Once Works Well was pure technology. Now it seeks merely to divert.
Pansy subjects - Verse! Opera! Domestic trivia! - are now commonplace.
The 300-word limit for posts is retained. The ego is enlarged

Wednesday, 4 May 2011

The view from my chaise longue

Today’s an anniversary: my first post, three years ago. That initial headline was remarkably po-faced (Car door needs protecting from physics) and the single comment, from Plutarch, is so enigmatic I cannot decode it. The next twenty-four posts drew a total of seven comments: three from Plutarch, one from Lucy, one from a guy who wanted to sell something and two from me.

Works Well was hard core then, no faffing with weddings. My eighth post (Marvellous mathematical moment) was my most ambitious, demanded exhausting powers of explanation and is the best I have ever written. Only Plutarch responded. In arriving at the present total of 480 posts I moved away from stern prescription and was eventually lucky to find a select group prepared to indulge me. To them I am eternally grateful and virtually all are to be found on the links list.

Latterly my blog has competed with novel writing and there were times when I considered pulling the plug on Works Well – then drew back in horror. Doing so would be like walking out into the desert alone. I enjoy writing and I enjoy other voices. Novels usually don’t get published and their achievement runs perilously close to self-abuse.
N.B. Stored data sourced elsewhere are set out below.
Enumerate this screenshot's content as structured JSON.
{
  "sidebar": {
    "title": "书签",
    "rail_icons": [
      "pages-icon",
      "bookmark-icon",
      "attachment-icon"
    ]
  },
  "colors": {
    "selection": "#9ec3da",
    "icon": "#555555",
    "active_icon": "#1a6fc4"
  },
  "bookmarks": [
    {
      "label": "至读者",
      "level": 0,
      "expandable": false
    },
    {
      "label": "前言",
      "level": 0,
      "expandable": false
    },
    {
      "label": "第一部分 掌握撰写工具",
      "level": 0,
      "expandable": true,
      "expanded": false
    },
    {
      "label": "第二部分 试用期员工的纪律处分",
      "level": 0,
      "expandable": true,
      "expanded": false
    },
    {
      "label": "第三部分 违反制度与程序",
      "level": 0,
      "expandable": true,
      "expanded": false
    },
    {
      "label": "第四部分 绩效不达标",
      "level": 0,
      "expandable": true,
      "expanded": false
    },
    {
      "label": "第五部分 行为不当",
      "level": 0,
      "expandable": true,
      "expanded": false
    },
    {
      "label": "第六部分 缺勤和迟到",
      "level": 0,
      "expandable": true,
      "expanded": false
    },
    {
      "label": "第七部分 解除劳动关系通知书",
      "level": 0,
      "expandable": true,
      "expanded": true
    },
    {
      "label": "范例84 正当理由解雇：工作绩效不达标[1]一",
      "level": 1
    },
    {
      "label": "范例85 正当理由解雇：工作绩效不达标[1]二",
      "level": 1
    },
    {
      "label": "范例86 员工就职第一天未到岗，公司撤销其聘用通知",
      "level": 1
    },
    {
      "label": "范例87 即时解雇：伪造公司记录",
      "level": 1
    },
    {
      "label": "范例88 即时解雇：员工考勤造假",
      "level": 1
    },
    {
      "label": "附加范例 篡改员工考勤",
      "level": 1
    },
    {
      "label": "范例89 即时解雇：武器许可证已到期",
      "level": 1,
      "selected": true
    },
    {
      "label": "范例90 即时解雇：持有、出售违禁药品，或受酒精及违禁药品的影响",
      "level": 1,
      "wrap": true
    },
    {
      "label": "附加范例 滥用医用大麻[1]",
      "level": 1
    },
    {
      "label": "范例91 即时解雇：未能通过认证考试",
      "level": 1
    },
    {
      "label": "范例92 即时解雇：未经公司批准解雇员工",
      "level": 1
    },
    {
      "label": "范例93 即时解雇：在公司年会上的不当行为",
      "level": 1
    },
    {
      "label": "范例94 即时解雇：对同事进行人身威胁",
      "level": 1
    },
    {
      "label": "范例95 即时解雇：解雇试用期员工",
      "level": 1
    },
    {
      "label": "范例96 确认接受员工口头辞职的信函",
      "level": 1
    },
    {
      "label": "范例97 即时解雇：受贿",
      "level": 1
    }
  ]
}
And blogging can be a rehearsal for what goes into the novel.

It’s insufficient to say blogging is dialogue – it’s civilised dialogue. It encourages a desire to respond and even re-respond. But it’s not without risks. Recently, through not concentrating enough, I’ve buggered up several posts and even more comments. In effect I’ve betrayed that word “civilised” and the penalties can be severe. People just stop reading. My namesake, a practical man, would say it’s my own fault. And he’s right. Blogging is also meritocracy.